Hidden in the Neutrons: Physical Evidence for Lunar True Polar Wander

Abstract:

Airless bodies like the Moon are time capsules of planetary and solar system evolution. Lunar polar ices, in particular, record a history of volatile delivery, orbital dynamics, and solar system chemistry. However, despite two decades of orbital geochemistry measurements, the observed abundances and spatial distribution of lunar polar volatiles (likely water ice, as inferred by epithermal neutron deficits) remain unexplained. The observed deposits do not correlate with measured surface temperatures or thermal models of ice stability and are notably asymmetric about the lunar poles, with the peak abundance offset from the present-day pole by 5°. Here we show, for the first time, that polar volatile deposits at the North and South pole are antipodal, displaced equally from each each pole along opposite longitudes. These off-polar volatiles likely represent fossilized cold-traps, formed when the moon had a different spin pole. Reorientation of the Moon from this paleopole to the present pole (i.e. true polar wander) altered the locations of cold-traps and resulted in the asymmetric, but antipodal, polar hydrogen distribution. Since true polar wander results from changes in the distribution of mass within a planet, the direction and magnitude of this wander can be used to constrain the evolution of the lunar interior. We find a causal link between this paleopole and the unique thermal evolution of the nearside Procellarum KREEP Terrane (PKT).
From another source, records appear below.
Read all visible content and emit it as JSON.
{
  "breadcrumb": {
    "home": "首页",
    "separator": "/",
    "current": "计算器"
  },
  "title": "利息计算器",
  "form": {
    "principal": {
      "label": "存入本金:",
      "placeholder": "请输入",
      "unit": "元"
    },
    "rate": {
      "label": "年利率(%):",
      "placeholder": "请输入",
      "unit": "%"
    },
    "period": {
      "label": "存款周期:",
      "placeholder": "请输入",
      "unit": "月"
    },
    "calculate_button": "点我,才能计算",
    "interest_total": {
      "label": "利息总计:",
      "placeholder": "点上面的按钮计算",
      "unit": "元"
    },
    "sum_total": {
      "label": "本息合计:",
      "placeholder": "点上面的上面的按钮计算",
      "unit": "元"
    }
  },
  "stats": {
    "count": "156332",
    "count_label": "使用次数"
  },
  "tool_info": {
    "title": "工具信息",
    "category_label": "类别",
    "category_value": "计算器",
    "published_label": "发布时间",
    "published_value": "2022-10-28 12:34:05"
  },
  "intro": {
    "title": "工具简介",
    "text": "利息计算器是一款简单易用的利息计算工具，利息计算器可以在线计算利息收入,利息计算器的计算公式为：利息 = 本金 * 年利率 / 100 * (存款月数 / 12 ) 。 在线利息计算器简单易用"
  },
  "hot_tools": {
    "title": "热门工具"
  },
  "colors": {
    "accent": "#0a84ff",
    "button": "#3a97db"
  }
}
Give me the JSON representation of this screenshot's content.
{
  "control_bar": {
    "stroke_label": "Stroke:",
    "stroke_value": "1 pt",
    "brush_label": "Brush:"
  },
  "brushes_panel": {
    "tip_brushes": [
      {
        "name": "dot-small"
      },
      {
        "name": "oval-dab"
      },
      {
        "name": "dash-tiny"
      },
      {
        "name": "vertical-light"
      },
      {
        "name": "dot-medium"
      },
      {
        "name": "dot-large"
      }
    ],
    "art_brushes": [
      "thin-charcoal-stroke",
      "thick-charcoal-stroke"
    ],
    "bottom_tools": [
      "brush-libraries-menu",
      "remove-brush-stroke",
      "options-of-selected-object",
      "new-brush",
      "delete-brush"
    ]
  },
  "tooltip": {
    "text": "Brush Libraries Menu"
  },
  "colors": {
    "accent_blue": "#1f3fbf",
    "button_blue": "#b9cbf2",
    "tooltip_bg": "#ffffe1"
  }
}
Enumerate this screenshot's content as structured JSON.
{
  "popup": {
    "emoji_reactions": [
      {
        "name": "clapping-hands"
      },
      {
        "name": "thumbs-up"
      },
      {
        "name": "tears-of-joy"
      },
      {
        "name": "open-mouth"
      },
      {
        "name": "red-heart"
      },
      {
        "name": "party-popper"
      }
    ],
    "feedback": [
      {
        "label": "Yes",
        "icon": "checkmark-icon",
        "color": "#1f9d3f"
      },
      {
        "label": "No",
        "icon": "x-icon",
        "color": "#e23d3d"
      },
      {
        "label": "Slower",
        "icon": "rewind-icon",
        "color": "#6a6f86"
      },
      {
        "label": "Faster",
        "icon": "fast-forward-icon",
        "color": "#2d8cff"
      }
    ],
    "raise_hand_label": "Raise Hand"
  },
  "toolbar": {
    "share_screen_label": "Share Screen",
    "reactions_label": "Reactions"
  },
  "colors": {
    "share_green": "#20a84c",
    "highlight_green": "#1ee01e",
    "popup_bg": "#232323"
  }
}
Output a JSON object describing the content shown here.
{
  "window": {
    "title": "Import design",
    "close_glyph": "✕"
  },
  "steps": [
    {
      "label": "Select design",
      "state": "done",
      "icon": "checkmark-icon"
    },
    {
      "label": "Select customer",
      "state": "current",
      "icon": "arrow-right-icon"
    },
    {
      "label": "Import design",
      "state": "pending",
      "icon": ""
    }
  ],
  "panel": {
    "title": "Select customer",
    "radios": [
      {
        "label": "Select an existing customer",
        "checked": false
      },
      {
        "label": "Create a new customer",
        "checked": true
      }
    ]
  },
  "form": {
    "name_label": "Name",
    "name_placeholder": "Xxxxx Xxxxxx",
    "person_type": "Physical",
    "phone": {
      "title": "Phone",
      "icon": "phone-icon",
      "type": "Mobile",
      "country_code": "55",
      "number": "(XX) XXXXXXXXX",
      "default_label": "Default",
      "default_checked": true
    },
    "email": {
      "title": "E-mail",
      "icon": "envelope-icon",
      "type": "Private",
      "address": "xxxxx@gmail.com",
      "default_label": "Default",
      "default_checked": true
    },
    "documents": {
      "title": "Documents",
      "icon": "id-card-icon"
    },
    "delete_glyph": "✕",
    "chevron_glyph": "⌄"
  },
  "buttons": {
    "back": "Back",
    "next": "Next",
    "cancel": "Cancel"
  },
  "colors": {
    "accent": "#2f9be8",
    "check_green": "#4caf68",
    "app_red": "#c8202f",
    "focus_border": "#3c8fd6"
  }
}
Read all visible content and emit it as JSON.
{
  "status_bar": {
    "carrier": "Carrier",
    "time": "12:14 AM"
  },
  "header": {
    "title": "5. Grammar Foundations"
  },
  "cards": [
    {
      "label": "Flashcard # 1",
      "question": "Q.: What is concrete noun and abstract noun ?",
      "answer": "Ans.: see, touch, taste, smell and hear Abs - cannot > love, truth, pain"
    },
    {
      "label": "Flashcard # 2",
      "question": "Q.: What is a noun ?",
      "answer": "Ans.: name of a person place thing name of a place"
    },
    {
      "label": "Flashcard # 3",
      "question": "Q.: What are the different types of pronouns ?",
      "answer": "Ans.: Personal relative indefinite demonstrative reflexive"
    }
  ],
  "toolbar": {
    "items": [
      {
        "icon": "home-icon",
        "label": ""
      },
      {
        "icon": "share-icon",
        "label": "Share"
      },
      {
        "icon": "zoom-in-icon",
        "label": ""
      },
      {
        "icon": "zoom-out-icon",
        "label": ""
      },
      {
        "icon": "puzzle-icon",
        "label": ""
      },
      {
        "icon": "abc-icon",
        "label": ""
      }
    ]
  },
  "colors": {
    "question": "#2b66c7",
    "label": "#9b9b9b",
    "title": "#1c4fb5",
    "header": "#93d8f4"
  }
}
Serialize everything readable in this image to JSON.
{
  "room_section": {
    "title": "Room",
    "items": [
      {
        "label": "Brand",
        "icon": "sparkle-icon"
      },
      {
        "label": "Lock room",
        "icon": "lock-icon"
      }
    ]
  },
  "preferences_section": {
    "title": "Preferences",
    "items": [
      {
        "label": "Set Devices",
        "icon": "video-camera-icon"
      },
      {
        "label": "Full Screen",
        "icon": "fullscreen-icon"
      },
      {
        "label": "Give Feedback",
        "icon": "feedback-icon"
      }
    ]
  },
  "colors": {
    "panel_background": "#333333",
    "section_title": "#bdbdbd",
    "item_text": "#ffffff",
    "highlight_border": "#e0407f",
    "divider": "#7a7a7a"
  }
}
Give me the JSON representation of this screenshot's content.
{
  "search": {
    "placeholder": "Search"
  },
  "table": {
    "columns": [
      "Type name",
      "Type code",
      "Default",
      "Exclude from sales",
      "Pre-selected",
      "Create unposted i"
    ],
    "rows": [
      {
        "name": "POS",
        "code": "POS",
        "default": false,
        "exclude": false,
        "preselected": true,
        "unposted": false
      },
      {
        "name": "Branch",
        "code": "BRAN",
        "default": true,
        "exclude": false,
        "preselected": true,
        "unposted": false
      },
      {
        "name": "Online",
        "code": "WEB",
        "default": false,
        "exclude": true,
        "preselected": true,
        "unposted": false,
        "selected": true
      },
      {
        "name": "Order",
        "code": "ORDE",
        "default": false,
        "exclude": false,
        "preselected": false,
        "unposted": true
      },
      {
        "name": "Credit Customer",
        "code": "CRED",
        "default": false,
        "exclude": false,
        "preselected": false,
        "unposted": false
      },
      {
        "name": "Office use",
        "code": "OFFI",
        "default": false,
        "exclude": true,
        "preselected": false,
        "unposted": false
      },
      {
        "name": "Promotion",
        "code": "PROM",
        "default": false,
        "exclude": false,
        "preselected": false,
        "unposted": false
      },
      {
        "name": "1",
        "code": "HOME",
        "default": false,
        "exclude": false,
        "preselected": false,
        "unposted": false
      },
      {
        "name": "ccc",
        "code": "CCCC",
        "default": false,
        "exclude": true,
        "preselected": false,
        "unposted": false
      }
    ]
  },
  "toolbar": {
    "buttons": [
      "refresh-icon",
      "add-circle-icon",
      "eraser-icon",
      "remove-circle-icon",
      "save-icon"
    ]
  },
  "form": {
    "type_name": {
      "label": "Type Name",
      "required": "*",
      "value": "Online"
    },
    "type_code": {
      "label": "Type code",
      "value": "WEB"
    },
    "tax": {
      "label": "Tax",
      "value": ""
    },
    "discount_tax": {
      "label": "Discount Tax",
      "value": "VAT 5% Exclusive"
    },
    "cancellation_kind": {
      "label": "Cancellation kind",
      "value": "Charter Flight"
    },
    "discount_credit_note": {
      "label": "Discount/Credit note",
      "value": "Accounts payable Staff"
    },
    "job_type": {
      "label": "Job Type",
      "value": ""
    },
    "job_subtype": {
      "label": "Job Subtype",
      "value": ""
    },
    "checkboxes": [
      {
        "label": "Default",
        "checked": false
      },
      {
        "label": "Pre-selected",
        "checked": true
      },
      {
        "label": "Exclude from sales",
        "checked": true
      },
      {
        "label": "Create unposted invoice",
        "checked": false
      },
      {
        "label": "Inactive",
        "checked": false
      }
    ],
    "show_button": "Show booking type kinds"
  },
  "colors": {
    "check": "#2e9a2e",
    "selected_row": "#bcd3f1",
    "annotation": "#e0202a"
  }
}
Radiogenic heating within this province not only resulted major mare volcanism, but also altered the Moon's moments of inertia. We use a combination of analytical, and numerical 3-D thermochemical convection models to show that the evolution of the PKT naturally produces the correct direction and magnitude of polar wander (albeit early in lunar history, when the PKT was most active). This work provides a self-consistent explanation for the spatial distribution of lunar polar volatiles and opens a deeper connection to the evolution of the lunar interior. Our hypothesis will be readily testable with forthcoming lunar missions, including high-resolution orbital geochemistry instruments, in-situ and returned sample analysis, and geophysical networks.